O professor universitário moçambicano, que dirige uma instituição de Apoio à Sociedade Civil, reconhece que essas organizações têm a sua quota de responsabilidade na formação da cidadania mas afirma que o papel mais importante cabe ao Estado através do sistema de Ensino. “A nossa educação é uma educação virada para você ser um servidor do sistema político dominante, e não uma educação para você se tornar num cidadão indignado. Há pessoas que acreditam que a sua pobreza é sorte de Deus ou destino, ou um feiticeiro que trouxe. Mas ele não sabe racionar de que a pobreza dele é resultado de más políticas implementadas por alguns senhores que estão no poder, quer ele Renamo quer ele Frelimo”.
“Precisamos de usar a mesma técnica que usaram os partidos políticos de libertação para a construção da cidadania”
João Pereira lamenta ainda a falta de debate político entre os cidadãos moçambicanos, “(…)enquanto antigamente criavam-se grupos, alguns clandestinos, para discutir política e outros problemas hoje é muito difícil, quem faz muito desse trabalho são os partidos políticos”, e aponta como um das estratégias para o surgimento da cidadania “usar a mesma técnica que usaram os partidos políticos de libertação para a construção da cidadania (…) aquilo a que chamo os comissários políticos da sociedade civil”.
“Imagina que na análise do Orçamento muitas gente vê o orçamento a aumentar para segurança etc mas depois ninguém mostra quais são as implicações quando o Ministério da Saúde tem pouco financiamento, em termos da quantidade de equipamento que vai comprar, quantos profissionais não vai poder recrutar, quantas pessoas podem morrer etc, e a partir daí começar a fazer o debate nas aldeias. É aquilo que o partido Frelimo fez durante muitos anos na criação dessa fidelização que hoje vergamos-nos, os filmes de Kuxa Kanema eram o quê?
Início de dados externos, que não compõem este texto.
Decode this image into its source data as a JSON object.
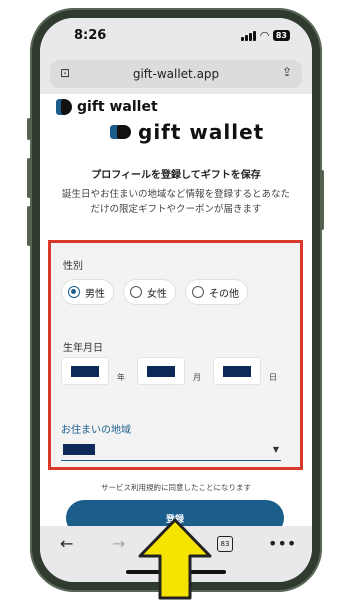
{
  "status": {
    "time": "8:26",
    "battery": "83"
  },
  "browser": {
    "url": "gift-wallet.app",
    "tabs_count": "83"
  },
  "brand": {
    "name": "gift wallet"
  },
  "intro": {
    "title": "プロフィールを登録してギフトを保存",
    "description": "誕生日やお住まいの地域など情報を登録するとあなただけの限定ギフトやクーポンが届きます"
  },
  "form": {
    "gender_label": "性別",
    "gender_options": [
      "男性",
      "女性",
      "その他"
    ],
    "gender_selected": "男性",
    "dob_label": "生年月日",
    "dob_units": {
      "year": "年",
      "month": "月",
      "day": "日"
    },
    "region_label": "お住まいの地域"
  },
  "notice": "サービス利用規約に同意したことになります",
  "register_label": "登録",
  "colors": {
    "accent": "#1b5e8b",
    "highlight_border": "#d9392c",
    "arrow": "#f5e400"
  },
  "icons": [
    "back-icon",
    "forward-icon",
    "tabs-icon",
    "more-icon",
    "share-icon",
    "reader-icon",
    "chevron-down-icon"
  ]
}
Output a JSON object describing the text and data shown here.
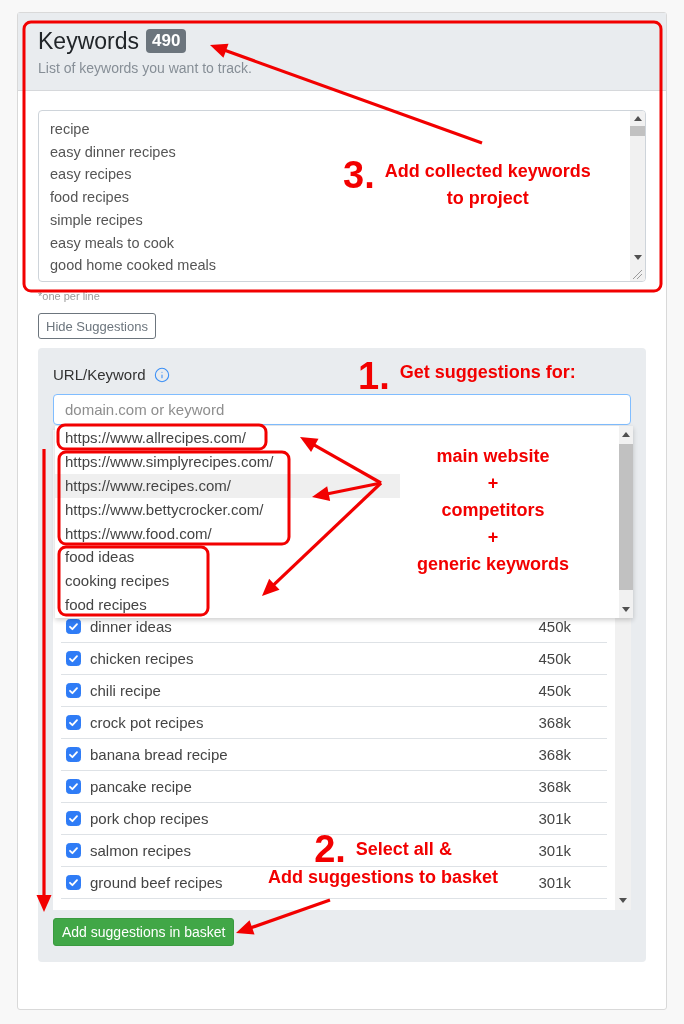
{
  "keywords_card": {
    "title": "Keywords",
    "count": "490",
    "subtitle": "List of keywords you want to track.",
    "keywords": [
      "recipe",
      "easy dinner recipes",
      "easy recipes",
      "food recipes",
      "simple recipes",
      "easy meals to cook",
      "good home cooked meals"
    ],
    "hint": "*one per line"
  },
  "toggle_button": {
    "label": "Hide Suggestions"
  },
  "suggestions_panel": {
    "field_label": "URL/Keyword",
    "input": {
      "placeholder": "domain.com or keyword"
    },
    "dropdown": [
      {
        "text": "https://www.allrecipes.com/",
        "selected": false
      },
      {
        "text": "https://www.simplyrecipes.com/",
        "selected": false
      },
      {
        "text": "https://www.recipes.com/",
        "selected": true
      },
      {
        "text": "https://www.bettycrocker.com/",
        "selected": false
      },
      {
        "text": "https://www.food.com/",
        "selected": false
      },
      {
        "text": "food ideas",
        "selected": false
      },
      {
        "text": "cooking recipes",
        "selected": false
      },
      {
        "text": "food recipes",
        "selected": false
      }
    ],
    "results": [
      {
        "keyword": "dinner ideas",
        "volume": "450k",
        "checked": true
      },
      {
        "keyword": "chicken recipes",
        "volume": "450k",
        "checked": true
      },
      {
        "keyword": "chili recipe",
        "volume": "450k",
        "checked": true
      },
      {
        "keyword": "crock pot recipes",
        "volume": "368k",
        "checked": true
      },
      {
        "keyword": "banana bread recipe",
        "volume": "368k",
        "checked": true
      },
      {
        "keyword": "pancake recipe",
        "volume": "368k",
        "checked": true
      },
      {
        "keyword": "pork chop recipes",
        "volume": "301k",
        "checked": true
      },
      {
        "keyword": "salmon recipes",
        "volume": "301k",
        "checked": true
      },
      {
        "keyword": "ground beef recipes",
        "volume": "301k",
        "checked": true
      }
    ],
    "add_button": {
      "label": "Add suggestions in basket"
    }
  },
  "annotations": [
    {
      "kind": "step",
      "number": "3.",
      "lines": [
        "Add collected keywords",
        "to project"
      ]
    },
    {
      "kind": "step",
      "number": "1.",
      "lines": [
        "Get suggestions for:"
      ]
    },
    {
      "kind": "note",
      "lines": [
        "main website",
        "+",
        "competitors",
        "+",
        "generic keywords"
      ]
    },
    {
      "kind": "step",
      "number": "2.",
      "lines": [
        "Select all &",
        "Add suggestions to basket"
      ]
    }
  ]
}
Nós(cidadãos) precisamos das mesmas estratégias” explica o professor da UEM que no entanto esclarece que o propósito não é os cidadãos substituírem ou tornarem-se membros dos partidos mas sim deixarem de estar reféns dessas forças políticas. “(…)E para não nos tornarmos reféns precisamos de construir a nossa cidadania, então é aí onde eu acho que deveriam haver uns comissários da sociedade civil que tem uma dimensão política”.
Sobre o ano de 2016, que se afigura difícil a todos os níveis, o docente de Ciência Política da Universidade Eduardo Mondlane declara que costuma dizer aos seus alunos “que este ano ou nos unimos ou vamo-nos dividir para sempre”.
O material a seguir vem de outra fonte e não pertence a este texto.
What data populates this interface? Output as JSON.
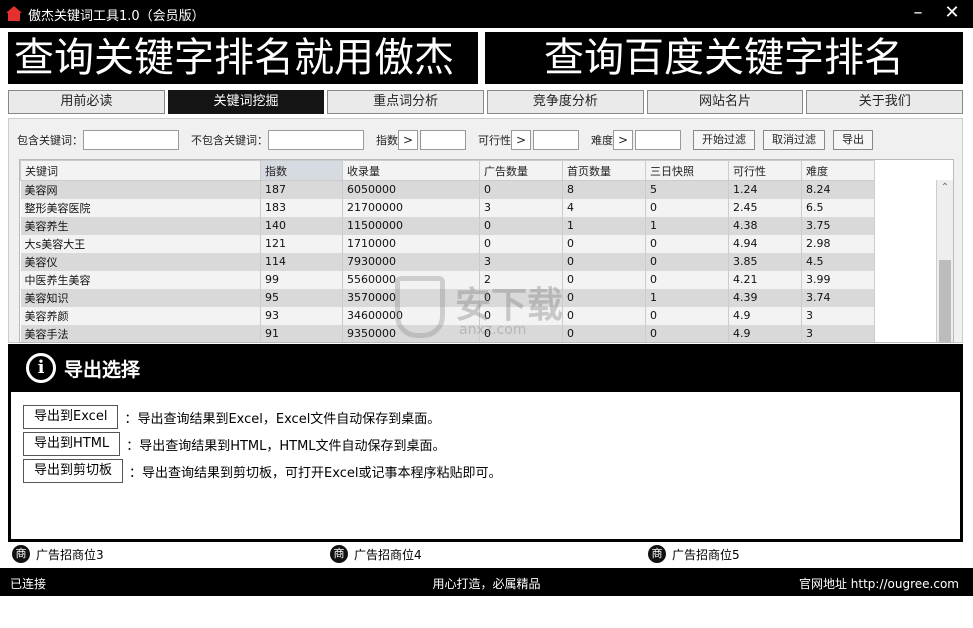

“Unir-nos como país e lançarmos uma plataforma de reconstrução deste país, que se baseie numa verdadeira reconciliação nacional, que se baseie na construção de um Estado neutro no sentido da defesa dos interesses, que se baseia na aglutinação de todos os interesses para a formação de um projecto comum, que é a operacionalização da agenda 2025. Este ano é crucial para este país, senão tornar-nos num Estado completamente falhado”, conclui João Pereira.